Course 4 Week 4 Programming Assignment2

why same layers are used to encode both content and style image, As style uses 5 layers and content uses 1 layer but 6 layers are used to encode both of them

A layer output can be thought of as representation of the input.

In GAN, we want to generate a new image where the content image is painted in the theme of the style image. Instead of comparing 2 images directly, we use layer output to get an estimate of the distance between 2 images.

A single model is sufficient since we care about the representation of each image across the layers of interest.

Thanks for the reply! I have one more question "Does the content and style image get encoded by same number of layers i.e (5 Style_layers +1 content_layer) 6 layers? "

When comparing the style of the generated image and the original style image, the style layers are considered. Similarly, when comparing the content image and the generated image, content layers are used.

1 Like

But in the programming exercise same layers are used to compute both encoding for content and style images

There is no set rule to select content and style layers. The closer a layer is to the model input, the generated image will look more like the content.

That said, you should follow the hints in the assignment to use the appropriate layers.

In Programming exercise, why same layers are used for content and style encoding.

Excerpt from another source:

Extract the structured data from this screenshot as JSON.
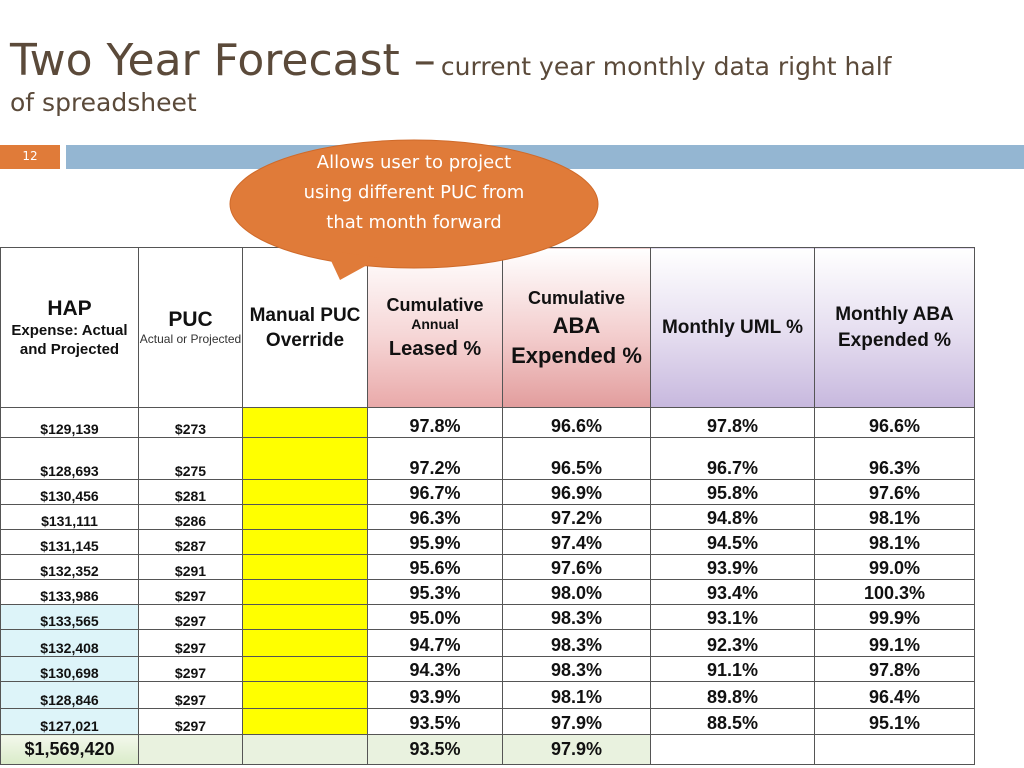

That’s my question.

I agree that the way it is written could be considered a bit misleading. To figure out what’s really happening, you have to look more closely at the code. They compute all six layers for both the style and content images, but look at the logic in the compute cost functions. The style one uses all but the last layer and the content one uses only the last layer.

Can you share code or screenshot of the cost functions where specific layers are used?

It’s part of the template code that they gave you. Here is the beginning of the template code for compute_content_cost function:

    a_C = content_output[-1]
    a_G = generated_output[-1]

So it is treating both of those inputs as arrays or lists and is selecting the last element of each one along the first dimension, right? That’s what -1 means as a python index value: the last element in the list or array dimension.

With that in mind look at the beginning of compute_style_cost and you’ll see it select all but the last element. They even tell you what they are doing in the comments:

    # Set a_S to be the hidden layer activation from the layer we have selected.
    # The last element of the array contains the content layer image, which must not be used.
    a_S = style_image_output[:-1]

    # Set a_G to be the output of the choosen hidden layers.
    # The last element of the list contains the content layer image which must not be used.
    a_G = generated_image_output[:-1]

Maybe that first comment could use a little cleanup, but the combination of the two comments and the code should be pretty clear.

1 Like